Miércoles, 7 de diciembre de 2016

| 2007/02/08 00:00

Regreso a la libertad

Perplejas, con la mirada perdida, entre llantos y lágrimas y trastrabillando en sus primeros pasos, así son las personas cuando recién dejan atrás el cautiverio

Guillermo 'La Chiva' Cortés.

“Cuando un secuestrado vuelve a su casa, llega como un náufrago”. Esa breve, pero contundente, descripción la hace Ángela Giraldo, hermana del ex diputado del Valle Francisco Giraldo, que aún permanece secuestrado.

Ella ha estado muy pendiente de los plagiados que regresan a sus casas y resalta algunas características comunes que presentan.

“Siempre llegan muy cambiados físicamente, más flacos, deshidratados y con la parte sicológica muy afectada porque sufren largos períodos de soledad, encierro y depresión”.

Además, están sometidos al sol y al agua, expuestos a graves enfermedades, a largas caminatas y, a veces, hasta malos tratos, según ha escuchado Ángela.

Eso es lo que más la atormenta a ella. No sabe si su hermano está feliz o triste, si tiene hambre o sed o con quién pasa fechas tan especiales como el 31 de diciembre. Sólo sabe que están lejos de la realidad, que el único contacto que pueden llegar a tener con el mundo es un radio, por donde espera que Francisco escuche los mensajes que le envía a través de las cadenas Caracol y RCN.

Después de pasar por ese tipo de inclemencias, algunos han logrado regresar a la libertad.

Guillermo, la ‘Chiva’, Cortés: Cuando tenía 73 años, en enero de 2000, fue secuestrado en su camioneta Cherokee en el municipio de Choachí, en Cundinamarca.

La ‘Chiva’, como le decían las personas cercanas, era un comerciante, periodista y hasta fue cónsul de Colombia en Sevilla, España.

A pesar de su edad, sus secuestradores, del frente 32 de las Farc, según la Fiscalía, lo hicieron caminar por montañas y selva durante todas las mañanas. Lo cambiaron 35 veces de cambuche.

Durante su cautiverio, su familia fue sometida a dolorosas imágenes. Una vez les enviaron una foto donde salía Guillermo con la cara untada de sangre. Afortunadamente, no era de él, sino de una gallina que un guerrillero decapitó de un machetazo, según lo relatan informes de la ONG País Libre.
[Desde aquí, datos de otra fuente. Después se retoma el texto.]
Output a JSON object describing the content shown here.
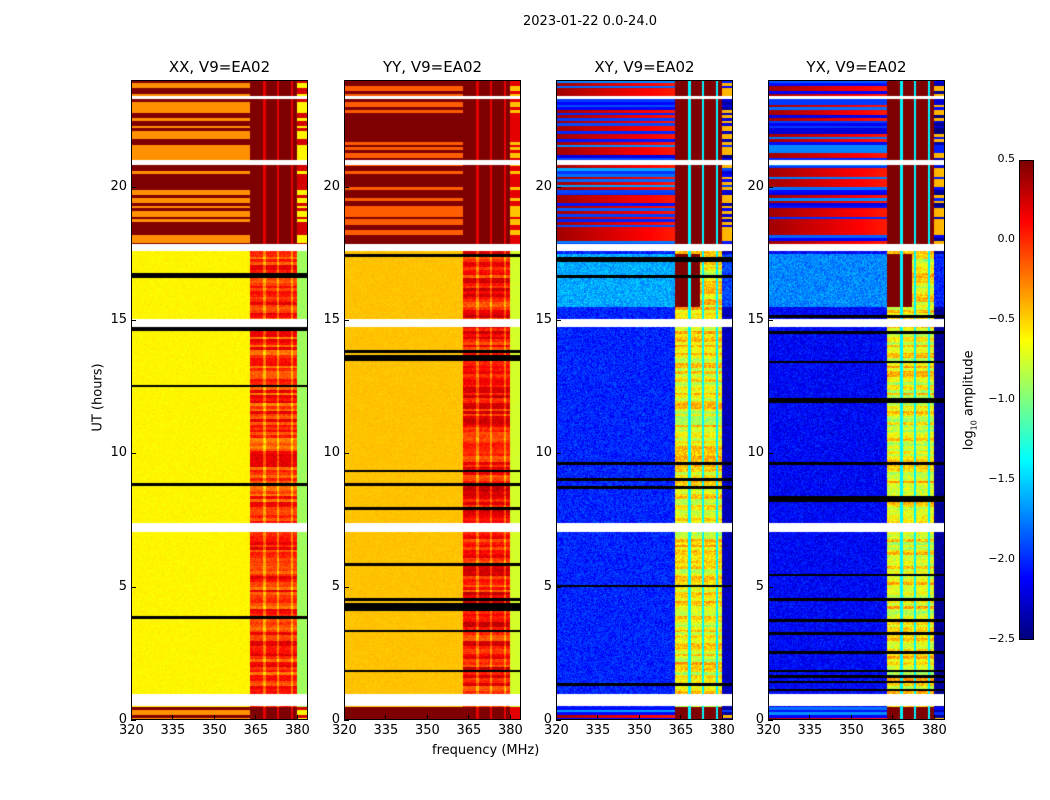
{
  "suptitle": "2023-01-22 0.0-24.0",
  "chart_data": {
    "type": "heatmap",
    "title": "2023-01-22 0.0-24.0",
    "xlabel": "frequency (MHz)",
    "ylabel": "UT (hours)",
    "xlim": [
      320,
      384
    ],
    "ylim": [
      0,
      24
    ],
    "xticks": [
      "320",
      "335",
      "350",
      "365",
      "380"
    ],
    "xtick_values": [
      320,
      335,
      350,
      365,
      380
    ],
    "yticks": [
      "0",
      "5",
      "10",
      "15",
      "20"
    ],
    "ytick_values": [
      0,
      5,
      10,
      15,
      20
    ],
    "colormap": "jet",
    "clim": [
      -2.5,
      0.5
    ],
    "colorbar": {
      "label_main": "log",
      "label_sub": "10",
      "label_tail": " amplitude",
      "ticks": [
        "0.5",
        "0.0",
        "−0.5",
        "−1.0",
        "−1.5",
        "−2.0",
        "−2.5"
      ],
      "tick_values": [
        0.5,
        0.0,
        -0.5,
        -1.0,
        -1.5,
        -2.0,
        -2.5
      ]
    },
    "flagged_hours": [
      [
        0.55,
        1.0
      ],
      [
        7.05,
        7.4
      ],
      [
        14.75,
        15.05
      ],
      [
        17.6,
        17.85
      ],
      [
        20.85,
        21.0
      ],
      [
        23.3,
        23.4
      ]
    ],
    "rfi_band_mhz": [
      363,
      380
    ],
    "panels": [
      {
        "title": "XX, V9=EA02",
        "pol": "parallel",
        "base": -0.6,
        "rfi": 0.0,
        "upper": 0.35
      },
      {
        "title": "YY, V9=EA02",
        "pol": "parallel",
        "base": -0.45,
        "rfi": 0.1,
        "upper": 0.3
      },
      {
        "title": "XY, V9=EA02",
        "pol": "cross",
        "base": -2.2,
        "rfi": -0.6,
        "upper": 0.4
      },
      {
        "title": "YX, V9=EA02",
        "pol": "cross",
        "base": -2.3,
        "rfi": -0.6,
        "upper": 0.4
      }
    ]
  }
}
Con esas imágenes presionaban a su familia para que pagara un millón de dólares por su libertad. En últimas, fue rescatado el 13 de agosto por miembros del Ejército.

Manuel Felipe Barragán: Es hijo del diputado del Valle Carlos Barragán, que, a su vez, fue secuestrado el 11 de abril de 2002 junto con otros 11 corporados.

A Felipe, entonces estudiante de séptimo semestre de la Universidad de San Buenaventura de Cali, lo secuestraron el 19 de febrero de 2006. Ese día, estaba haciendo campaña política y se encontraba en la vía que de Popayán conduce a Coconuco, según lo registró el diario El País de Cali.

El 17 de octubre del mismo año, miembros del Ejército de Liberación Nacional (ELN), se lo entregaron al medio día a una comisión de la Oficina de Gestión de Paz en el municipio de Bolívar, en Cauca.

Durante su encierro, tuvo que enfrentarse con una dolora experiencia. Su compañera de cautiverio, Inés Ortiz Murcia, concejala de Yumbo, apareció muerta, supuestamente por causas naturales, el 30 de abril, en la vía que va desde El Bordo hacia Bolívar, en Cauca.

Fernando Araujo: Fue privado de la libertad el 4 de diciembre de 2000 mientras trotaba por Bocagrande, en Cartagena. Sólo se vino a saber que estaba en manos de las Farc en abril de 2001, cuando el grupo armado se atribuyó el secuestro.

Durante sus seis años en cautiverio, sus familiares sólo recibieron dos cartas y dos videos, como prueba de supervivencia.

Finalmente, logró huir de sus secuestradores el pasado 31 de diciembre, cuando el Ejército llegó al sitio donde él estaba.

Sin embargo, tuvo que caminar durante cinco días por la espesa vegetación de los Montes de María antes de encontrar socorro.